How to Innovate

Innovation – today’s theme – was prominent throughout Mr Baptista’s talk and the organisation visits. Today, I’ll reflect upon different aspects of innovation each segment of today provides.

Mr Baptista’s talk was not only entertaining, he also explained the how of innovation. Many of us know the why of innovation: pain points, a need for a better way of doing things, or a desire to improve upon something. I strongly agree that the first step to innovation is observation. When we make observations, we better see and understand not just the superficial layer of a problem, but also its causes and from there, work out the situation. His case of tree-destroying caterpillars illustrates this problem well. In the A*STAR laboratory, a similar observational course of action is also taken. Before actually experimenting upon the animals, they will take blood samples from the mice and put them into ‘wells’, from which they are able to first glean preliminary information before moving forward. Personally, I will apply this by always ensuring I fully understand a problem before trying to solve it. Sometimes, I try to solve a problem too hastily, resulting in gaps in and inefficiencies of my solution.

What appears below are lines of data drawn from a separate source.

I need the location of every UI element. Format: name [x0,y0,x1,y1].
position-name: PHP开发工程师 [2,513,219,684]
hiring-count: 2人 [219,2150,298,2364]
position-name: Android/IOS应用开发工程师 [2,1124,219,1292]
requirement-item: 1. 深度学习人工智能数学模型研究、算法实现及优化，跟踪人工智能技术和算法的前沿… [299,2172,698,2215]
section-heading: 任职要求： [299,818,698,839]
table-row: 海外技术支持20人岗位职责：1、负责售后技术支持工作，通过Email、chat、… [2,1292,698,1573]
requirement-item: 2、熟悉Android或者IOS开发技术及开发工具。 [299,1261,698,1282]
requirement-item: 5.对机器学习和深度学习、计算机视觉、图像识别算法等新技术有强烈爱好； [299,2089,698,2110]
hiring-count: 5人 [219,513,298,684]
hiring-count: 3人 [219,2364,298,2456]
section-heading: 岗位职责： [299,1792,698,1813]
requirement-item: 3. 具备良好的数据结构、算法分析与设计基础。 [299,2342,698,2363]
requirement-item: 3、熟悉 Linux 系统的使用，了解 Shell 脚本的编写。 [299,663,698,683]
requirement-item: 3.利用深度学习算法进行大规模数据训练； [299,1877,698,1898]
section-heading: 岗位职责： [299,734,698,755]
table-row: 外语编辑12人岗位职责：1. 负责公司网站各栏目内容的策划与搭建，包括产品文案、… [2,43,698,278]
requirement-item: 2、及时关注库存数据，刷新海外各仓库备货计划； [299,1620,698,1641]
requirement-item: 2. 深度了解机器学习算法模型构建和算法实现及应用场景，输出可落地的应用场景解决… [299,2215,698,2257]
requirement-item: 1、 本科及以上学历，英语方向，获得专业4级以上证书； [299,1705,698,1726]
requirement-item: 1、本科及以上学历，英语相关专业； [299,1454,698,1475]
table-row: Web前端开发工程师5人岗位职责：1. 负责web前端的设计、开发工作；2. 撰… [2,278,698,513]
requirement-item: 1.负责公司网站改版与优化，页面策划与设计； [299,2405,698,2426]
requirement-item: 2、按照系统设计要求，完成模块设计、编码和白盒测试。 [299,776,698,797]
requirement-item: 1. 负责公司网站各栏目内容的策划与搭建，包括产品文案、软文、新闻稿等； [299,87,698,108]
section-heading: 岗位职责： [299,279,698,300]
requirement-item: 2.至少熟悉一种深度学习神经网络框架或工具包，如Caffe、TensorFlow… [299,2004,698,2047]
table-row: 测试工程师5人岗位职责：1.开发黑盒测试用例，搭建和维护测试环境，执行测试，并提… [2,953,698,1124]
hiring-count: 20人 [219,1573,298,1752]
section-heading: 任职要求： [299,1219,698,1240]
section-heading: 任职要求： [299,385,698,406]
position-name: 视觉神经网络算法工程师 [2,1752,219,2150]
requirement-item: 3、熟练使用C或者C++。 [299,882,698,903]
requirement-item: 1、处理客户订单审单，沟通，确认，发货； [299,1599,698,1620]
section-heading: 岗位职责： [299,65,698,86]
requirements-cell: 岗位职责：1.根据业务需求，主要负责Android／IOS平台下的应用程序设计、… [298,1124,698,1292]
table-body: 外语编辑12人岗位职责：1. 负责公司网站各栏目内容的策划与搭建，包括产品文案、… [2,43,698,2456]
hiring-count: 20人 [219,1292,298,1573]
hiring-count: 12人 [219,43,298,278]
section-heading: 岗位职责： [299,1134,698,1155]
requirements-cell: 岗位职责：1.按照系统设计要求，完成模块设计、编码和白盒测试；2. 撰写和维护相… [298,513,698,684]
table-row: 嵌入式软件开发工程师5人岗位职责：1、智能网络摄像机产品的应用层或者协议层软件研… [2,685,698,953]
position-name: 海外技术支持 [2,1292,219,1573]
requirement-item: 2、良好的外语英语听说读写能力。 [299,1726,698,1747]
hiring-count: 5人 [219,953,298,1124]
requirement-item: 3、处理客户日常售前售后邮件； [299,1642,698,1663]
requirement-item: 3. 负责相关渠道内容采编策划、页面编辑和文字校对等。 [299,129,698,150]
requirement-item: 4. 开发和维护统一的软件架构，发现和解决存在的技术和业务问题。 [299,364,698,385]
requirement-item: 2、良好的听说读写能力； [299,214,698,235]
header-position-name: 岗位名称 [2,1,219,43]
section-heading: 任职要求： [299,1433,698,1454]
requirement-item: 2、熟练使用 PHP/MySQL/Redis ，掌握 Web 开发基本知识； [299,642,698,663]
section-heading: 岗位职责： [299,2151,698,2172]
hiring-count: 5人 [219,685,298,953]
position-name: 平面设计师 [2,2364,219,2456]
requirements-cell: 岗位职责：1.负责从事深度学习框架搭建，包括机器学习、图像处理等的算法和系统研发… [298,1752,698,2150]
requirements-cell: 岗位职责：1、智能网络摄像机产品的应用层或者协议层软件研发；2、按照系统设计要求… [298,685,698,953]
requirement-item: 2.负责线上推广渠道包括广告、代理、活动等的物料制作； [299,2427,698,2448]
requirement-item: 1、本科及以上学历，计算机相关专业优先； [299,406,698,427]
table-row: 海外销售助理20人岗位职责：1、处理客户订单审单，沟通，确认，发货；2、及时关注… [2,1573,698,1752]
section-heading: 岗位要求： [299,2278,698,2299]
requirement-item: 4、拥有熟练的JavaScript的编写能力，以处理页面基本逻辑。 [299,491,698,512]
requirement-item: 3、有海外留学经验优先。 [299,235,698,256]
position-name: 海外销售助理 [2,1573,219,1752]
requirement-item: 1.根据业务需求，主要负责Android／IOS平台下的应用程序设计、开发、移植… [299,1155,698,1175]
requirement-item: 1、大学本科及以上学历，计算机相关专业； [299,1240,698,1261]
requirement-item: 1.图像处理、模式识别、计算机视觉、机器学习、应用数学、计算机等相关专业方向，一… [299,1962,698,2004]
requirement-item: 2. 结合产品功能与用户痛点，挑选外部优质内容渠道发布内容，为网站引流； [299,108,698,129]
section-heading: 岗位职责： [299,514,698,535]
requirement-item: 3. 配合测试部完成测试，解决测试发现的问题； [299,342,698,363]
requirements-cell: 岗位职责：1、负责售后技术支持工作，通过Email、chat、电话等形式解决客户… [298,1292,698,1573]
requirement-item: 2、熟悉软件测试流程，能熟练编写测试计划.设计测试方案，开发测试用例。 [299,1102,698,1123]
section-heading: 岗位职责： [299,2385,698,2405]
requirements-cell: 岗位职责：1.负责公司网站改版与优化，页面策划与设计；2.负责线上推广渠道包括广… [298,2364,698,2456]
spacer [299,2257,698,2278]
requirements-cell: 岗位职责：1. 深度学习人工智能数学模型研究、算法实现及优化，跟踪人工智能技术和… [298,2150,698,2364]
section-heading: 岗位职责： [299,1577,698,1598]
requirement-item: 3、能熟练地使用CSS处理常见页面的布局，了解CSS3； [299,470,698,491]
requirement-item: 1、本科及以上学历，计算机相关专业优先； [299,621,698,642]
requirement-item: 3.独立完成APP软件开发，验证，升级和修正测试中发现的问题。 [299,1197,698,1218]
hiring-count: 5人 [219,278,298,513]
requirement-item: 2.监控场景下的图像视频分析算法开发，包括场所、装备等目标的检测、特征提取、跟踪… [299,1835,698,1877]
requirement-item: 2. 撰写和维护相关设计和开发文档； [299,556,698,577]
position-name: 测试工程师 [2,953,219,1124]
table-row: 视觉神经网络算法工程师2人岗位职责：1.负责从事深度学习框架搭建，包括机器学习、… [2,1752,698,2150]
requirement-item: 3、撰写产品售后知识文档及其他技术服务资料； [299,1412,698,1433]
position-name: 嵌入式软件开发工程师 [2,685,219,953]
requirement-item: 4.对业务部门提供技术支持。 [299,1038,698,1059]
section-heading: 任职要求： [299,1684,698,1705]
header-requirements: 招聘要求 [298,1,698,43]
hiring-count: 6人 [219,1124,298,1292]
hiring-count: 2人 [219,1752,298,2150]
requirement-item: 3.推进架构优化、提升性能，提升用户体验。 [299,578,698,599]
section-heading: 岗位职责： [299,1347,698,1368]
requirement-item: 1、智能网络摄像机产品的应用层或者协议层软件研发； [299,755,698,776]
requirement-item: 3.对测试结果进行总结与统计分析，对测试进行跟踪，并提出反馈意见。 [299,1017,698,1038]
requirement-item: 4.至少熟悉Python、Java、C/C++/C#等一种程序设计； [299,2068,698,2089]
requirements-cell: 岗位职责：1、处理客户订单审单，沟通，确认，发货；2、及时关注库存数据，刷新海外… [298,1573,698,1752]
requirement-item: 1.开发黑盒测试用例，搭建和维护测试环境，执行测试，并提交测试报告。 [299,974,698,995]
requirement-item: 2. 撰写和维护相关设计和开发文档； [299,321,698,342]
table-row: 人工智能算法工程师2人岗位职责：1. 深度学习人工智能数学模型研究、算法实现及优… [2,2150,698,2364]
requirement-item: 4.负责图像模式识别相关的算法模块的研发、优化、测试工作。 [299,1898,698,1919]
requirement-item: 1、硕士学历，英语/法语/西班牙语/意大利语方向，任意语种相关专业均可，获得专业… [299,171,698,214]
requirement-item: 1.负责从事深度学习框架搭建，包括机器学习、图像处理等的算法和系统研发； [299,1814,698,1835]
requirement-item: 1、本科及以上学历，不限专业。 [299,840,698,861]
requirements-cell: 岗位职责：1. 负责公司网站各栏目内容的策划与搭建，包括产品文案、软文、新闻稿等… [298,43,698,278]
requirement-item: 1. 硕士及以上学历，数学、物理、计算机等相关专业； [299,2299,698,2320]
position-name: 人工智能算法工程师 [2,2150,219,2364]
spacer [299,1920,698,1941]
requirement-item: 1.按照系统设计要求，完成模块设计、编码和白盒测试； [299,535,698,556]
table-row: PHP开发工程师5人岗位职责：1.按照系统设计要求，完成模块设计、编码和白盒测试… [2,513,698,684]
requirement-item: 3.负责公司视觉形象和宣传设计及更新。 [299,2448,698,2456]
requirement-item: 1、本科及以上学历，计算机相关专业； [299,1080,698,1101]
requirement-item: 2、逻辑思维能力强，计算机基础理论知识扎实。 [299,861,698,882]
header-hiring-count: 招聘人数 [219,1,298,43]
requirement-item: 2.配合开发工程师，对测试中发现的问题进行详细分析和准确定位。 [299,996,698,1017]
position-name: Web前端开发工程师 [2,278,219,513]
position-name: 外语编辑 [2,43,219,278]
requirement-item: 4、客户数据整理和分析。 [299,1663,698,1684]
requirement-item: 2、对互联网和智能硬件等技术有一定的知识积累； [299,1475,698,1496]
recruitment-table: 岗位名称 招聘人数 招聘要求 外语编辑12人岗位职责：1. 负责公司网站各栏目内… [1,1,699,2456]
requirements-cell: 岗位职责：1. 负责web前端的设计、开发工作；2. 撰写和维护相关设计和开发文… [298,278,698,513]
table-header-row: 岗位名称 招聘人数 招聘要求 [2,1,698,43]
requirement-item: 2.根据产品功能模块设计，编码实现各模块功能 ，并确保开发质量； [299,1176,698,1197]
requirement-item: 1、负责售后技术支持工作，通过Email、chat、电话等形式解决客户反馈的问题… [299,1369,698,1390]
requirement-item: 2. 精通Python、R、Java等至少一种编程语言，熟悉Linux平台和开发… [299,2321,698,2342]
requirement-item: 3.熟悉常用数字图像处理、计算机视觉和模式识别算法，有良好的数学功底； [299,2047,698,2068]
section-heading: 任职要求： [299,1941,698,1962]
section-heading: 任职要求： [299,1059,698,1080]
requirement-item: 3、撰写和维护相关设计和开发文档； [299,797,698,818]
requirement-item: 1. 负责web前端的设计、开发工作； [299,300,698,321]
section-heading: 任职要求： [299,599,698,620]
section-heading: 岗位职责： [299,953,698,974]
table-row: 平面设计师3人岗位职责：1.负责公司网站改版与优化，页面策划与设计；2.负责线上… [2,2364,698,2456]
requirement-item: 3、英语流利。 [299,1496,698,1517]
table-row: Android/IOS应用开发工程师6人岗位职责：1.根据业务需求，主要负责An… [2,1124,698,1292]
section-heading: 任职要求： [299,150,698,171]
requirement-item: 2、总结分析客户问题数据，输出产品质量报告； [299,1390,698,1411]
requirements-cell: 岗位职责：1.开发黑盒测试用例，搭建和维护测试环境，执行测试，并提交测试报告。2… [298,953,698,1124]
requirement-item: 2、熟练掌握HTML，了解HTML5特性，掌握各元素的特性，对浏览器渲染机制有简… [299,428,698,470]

The HDB visit highlighted the importance of responsible innovation: innovation that keeps the needs of stakeholders in mind. Despite today’s news on how HDB flats are now too expensive or inaccessible, the HDB has no doubt managed to establish a strong and effective system of public housing. This is done by always keeping in mind the needs of stakeholders; most importantly, the people. The HDB’s decision to construct areas as ‘towns’ was an innovative one, as this had not been done in Singapore before. However, it has been proven to have had a positive impact on residents’ quality of life. Even today, the HDB continues to innovate with residents in mind. Recently, a Universal Design (UD) campaign as been launced by the HDB. UD encourages the design of facilities accessible and convenient for all, even if the user is elderly or disabled. This includes ramps, covered walkways, and textured flooring. Studio flats constructed especially for elderly couples now come with handgrips, non-slip flooring and an emergency pull rope. By innovating responsibly with these users in mind, the HDB will continue to provide quality housing at an affordable price to all Singaporeans.

Lastly, though the A*STAR visit was admittedly boring (I didn’t understand much), it was exciting to see what innovations have been taking place. What I learnt was that innovation can be aided. The immense amount of resources the government commits to R&D is testament to this. By providing these passionate researchers the space, time, and money to explore as they wish, the government is building a research culture that will propel Singapore through the 21st Century, where skills such as creativity and innovation are valued. I realised that this doesn’t have to be limited just to scientific research: people can be developed through the same approach. We shouldn’t provide a narrow line of road for people to toe, as all this teaches them is to follow instructions. Instead, by providing the people the space and resources to develop themselves, they will do so in unexpected and often fantastic ways. This is what innovation truly is.

Innovation will no doubt continue to be valued throughout our lives, becoming even more important in the knowledge-based future. We should not only innovate ourselves, but through our innovations help others to innovate as well.